Following the pandemic, we have seen many mom & pop’s exit the senior care industry for a variety of reasons, but we also speculated that smaller not-for-profit organizations would be forced to sell their communities after staffing costs significantly brought down their already-thin operating margins. For many, their missions could be better served by pivoting to other services, and Lument has recently helped a couple of not-for-profits divest their only senior care assets. And the proceeds received from those sales far exceeded the organizations’ highest expectations, putting them in a stronger financial position to continue their work by other means.

The most recent transaction saw Lument serve as exclusive financial advisor to the board of directors of the not-for-profit Epworth Village Retirement Community in Hialeah, Florida (Miami MSA), to sell the campus to a private joint venture partnership. Managing Director and Head of M&A Laca Wong-Hammond and Associate Director Dominic Porretta led the transaction for Lument Securities.

Originally founded in 1948 as The Biscayne Home for Women and expanded over the years, the campus includes Epworth Village, a 290-unit community with about 60% of the units for assisted living and the remainder for independent living, and the Susanna Wesley Health Center, a 120-bed skilled nursing facility that is five-star rated by the Centers for Medicare & Medicaid Services. The SNF had a strong operation, including the boast that it never had to utilize agency staffing, but the seniors housing portion was operating close to breakeven. However, there was an opportunity for some immediate revenue capture through rent increases. In addition, the seller had invested more than $7 million in the campus in the last four years.

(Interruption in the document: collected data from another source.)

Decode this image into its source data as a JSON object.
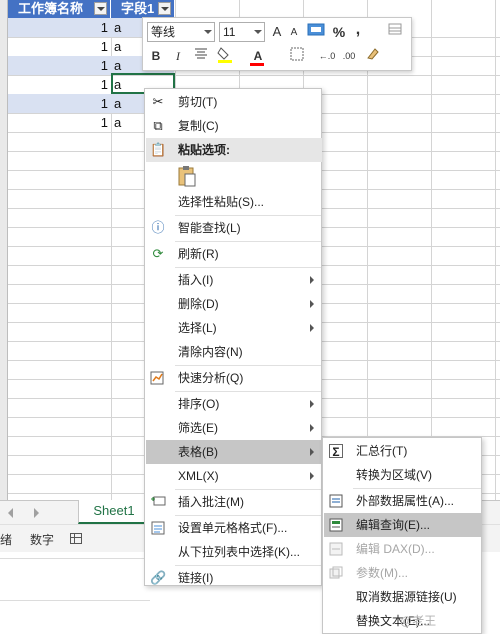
{
  "table": {
    "headers": [
      "工作簿名称",
      "字段1"
    ],
    "rows": [
      {
        "num": "1",
        "txt": "a"
      },
      {
        "num": "1",
        "txt": "a"
      },
      {
        "num": "1",
        "txt": "a"
      },
      {
        "num": "1",
        "txt": "a"
      },
      {
        "num": "1",
        "txt": "a"
      },
      {
        "num": "1",
        "txt": "a"
      }
    ]
  },
  "mini_toolbar": {
    "font_name": "等线",
    "font_size": "11",
    "percent": "%",
    "comma": ",",
    "bold": "B",
    "italic": "I",
    "font_color_glyph": "A",
    "increase_font": "A",
    "decrease_font": "A"
  },
  "context_menu": {
    "items": [
      {
        "label": "剪切(T)",
        "icon": "scissors-icon"
      },
      {
        "label": "复制(C)",
        "icon": "copy-icon"
      },
      {
        "label": "粘贴选项:",
        "icon": "paste-icon"
      },
      {
        "label": "选择性粘贴(S)...",
        "icon": ""
      },
      {
        "label": "智能查找(L)",
        "icon": "smart-lookup-icon"
      },
      {
        "label": "刷新(R)",
        "icon": "refresh-icon"
      },
      {
        "label": "插入(I)",
        "icon": ""
      },
      {
        "label": "删除(D)",
        "icon": ""
      },
      {
        "label": "选择(L)",
        "icon": ""
      },
      {
        "label": "清除内容(N)",
        "icon": ""
      },
      {
        "label": "快速分析(Q)",
        "icon": "quick-analysis-icon"
      },
      {
        "label": "排序(O)",
        "icon": ""
      },
      {
        "label": "筛选(E)",
        "icon": ""
      },
      {
        "label": "表格(B)",
        "icon": ""
      },
      {
        "label": "XML(X)",
        "icon": ""
      },
      {
        "label": "插入批注(M)",
        "icon": "comment-icon"
      },
      {
        "label": "设置单元格格式(F)...",
        "icon": "format-cells-icon"
      },
      {
        "label": "从下拉列表中选择(K)...",
        "icon": ""
      },
      {
        "label": "链接(I)",
        "icon": "link-icon"
      }
    ]
  },
  "submenu": {
    "items": [
      {
        "label": "汇总行(T)",
        "icon": "sigma-icon"
      },
      {
        "label": "转换为区域(V)",
        "icon": ""
      },
      {
        "label": "外部数据属性(A)...",
        "icon": "properties-icon"
      },
      {
        "label": "编辑查询(E)...",
        "icon": "edit-query-icon"
      },
      {
        "label": "编辑 DAX(D)...",
        "icon": "dax-icon"
      },
      {
        "label": "参数(M)...",
        "icon": "parameters-icon"
      },
      {
        "label": "取消数据源链接(U)",
        "icon": ""
      },
      {
        "label": "替换文本(E)...",
        "icon": ""
      }
    ]
  },
  "sheet_tab": "Sheet1",
  "status": {
    "ready": "绪",
    "num_format": "数字"
  },
  "watermark": "@老王"
}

The solid performance, continuum of care and recent renovations certainly helped increase the property’s appeal to buyers, but its location in the high barrier-to-entry market of Miami drove interest and pricing the most. The highly competitive sale process produced nine letters of intent, two back-up bids and one eventual buyer, which was a partnership between two private owner/operators. 

The final purchase price significantly exceeded the seller’s highest expectations for the sale and will allow them to use the proceeds to form a charitable health plan to help subsidize patients’ and residents’ care in and around the community going forward, thereby continuing its mission. 

That was similar to the single-asset, not-for-profit seller of Saunders House in late 2022, which Lument also advised on the sale. In that deal, the Philadelphia property also generated a lot of interest for its desirable location, resulting in nearly a dozen offers and a final purchase price that far exceeded the seller’s expectations. With the proceeds, the seller also formed a health plan to help provide senior care services to those in need. That is the silver lining in making the sometimes-difficult decision to sell, in order to further their mission. Of course, it helps to collect sale proceeds that exceeded initial expectations, too.